As of 8 p.m., the storm was 195 miles southwest of San Juan, but because it’s huge, covering 160,000 square miles, its effects will continue until Saturday.
“It’s still pumping out moisture,” Snell said.
He said the wind will start decreasing Thursday night although it will continue to come out of the southeast, but the showers will continue at least till Saturday.
While meteorologists predicted this would be a rain maker, this hasn’t been the case across the Virgin Islands.
On St. John, the sun came out so frequently, it was possible to soak up a tan in spots out of the wind. A St. Croix Source reporter said it was rainy, cloudy and windy all day, and on St. Thomas there appears to have been a bit more sun.
It appears that how strong the wind was depended on where you were. At 8 p.m., the wind was still blowing.
Weather Station Zephyr sits at about 700 feet on Ajax Peak, St. John, where sustained winds of 24 mph around 5 p.m. were reported. The highest wind gust – 45 mph – came around noon. Other gusts ranged between 35 and 44 mph throughout the day. Only .10 inches of rain fell between midnight and 4 p.m.
Snell said that Cyril E. King Airport on St. Thomas got .39 inches of rain between 5 p.m. Wednesday and 5 p.m. Thursday. The maximum wind gust was 45 mph at 2:46 p.m.
At Henry E. Rohlsen Airport on St. Croix, .34 inches of rain fell in the same time period. It also had a maximum wind gust of 45 mph.
Flash flood advisories remain in place until 8 a.m. Saturday.
Airports on both islands were open Thursday, but seaports remained closed. U.S. Coast Guard spokesman Ricardo Castro said mid-afternoon that the Coast Guard must inspect the ports to make sure things like navigational aids are in place before they can reopen.
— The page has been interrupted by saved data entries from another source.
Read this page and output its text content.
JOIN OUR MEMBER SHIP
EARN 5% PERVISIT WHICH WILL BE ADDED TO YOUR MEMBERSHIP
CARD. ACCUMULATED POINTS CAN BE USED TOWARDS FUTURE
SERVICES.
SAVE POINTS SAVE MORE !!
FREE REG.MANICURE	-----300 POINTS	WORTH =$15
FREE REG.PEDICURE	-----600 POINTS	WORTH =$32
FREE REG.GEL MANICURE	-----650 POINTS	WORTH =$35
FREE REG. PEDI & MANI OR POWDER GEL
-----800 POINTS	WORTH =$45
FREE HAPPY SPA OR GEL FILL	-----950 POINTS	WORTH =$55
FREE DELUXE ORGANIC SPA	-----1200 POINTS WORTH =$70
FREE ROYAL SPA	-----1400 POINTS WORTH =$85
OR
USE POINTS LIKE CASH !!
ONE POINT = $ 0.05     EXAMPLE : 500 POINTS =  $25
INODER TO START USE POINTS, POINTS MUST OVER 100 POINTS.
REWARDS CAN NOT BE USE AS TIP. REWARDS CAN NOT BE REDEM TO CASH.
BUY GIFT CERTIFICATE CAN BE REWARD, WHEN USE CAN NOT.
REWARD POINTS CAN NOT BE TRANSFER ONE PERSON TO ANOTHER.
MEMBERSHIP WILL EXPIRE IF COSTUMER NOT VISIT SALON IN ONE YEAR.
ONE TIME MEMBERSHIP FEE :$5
The closing of the ports means that ferries between St. Thomas and St. John did not run Thursday. However, the V.I. Territorial Emergency Management Agency said late Thursday afternoon that ports are expected to open at 10 a.m. Friday.
The Coral Bay area of St. John had a phone outage Thursday morning, and Internet and power outages were reported on St. Croix.
As of the 8 p.m. update, Isaac had winds of 45 mph with higher gusts. The tropical storm force winds extend outward 185 miles mainly to the northeast of the center. It was moving west-northwest at 16 mph.
Isaac was centered at 16.2 degrees north latitude and 67.8 degrees west longitude. The barometric pressure stands at 1002 millibars or 29.59 inches.
Tropical Depression 10 got the name Tropical Storm Joyce at the 11 a.m. update Thursday. The storm will pass well to the northeast of the territory.
Meteorologists are also keeping an eye on a tropical wave that just popped off the African coast. It’s far too early to tell its impact, if any, on the Virgin Islands.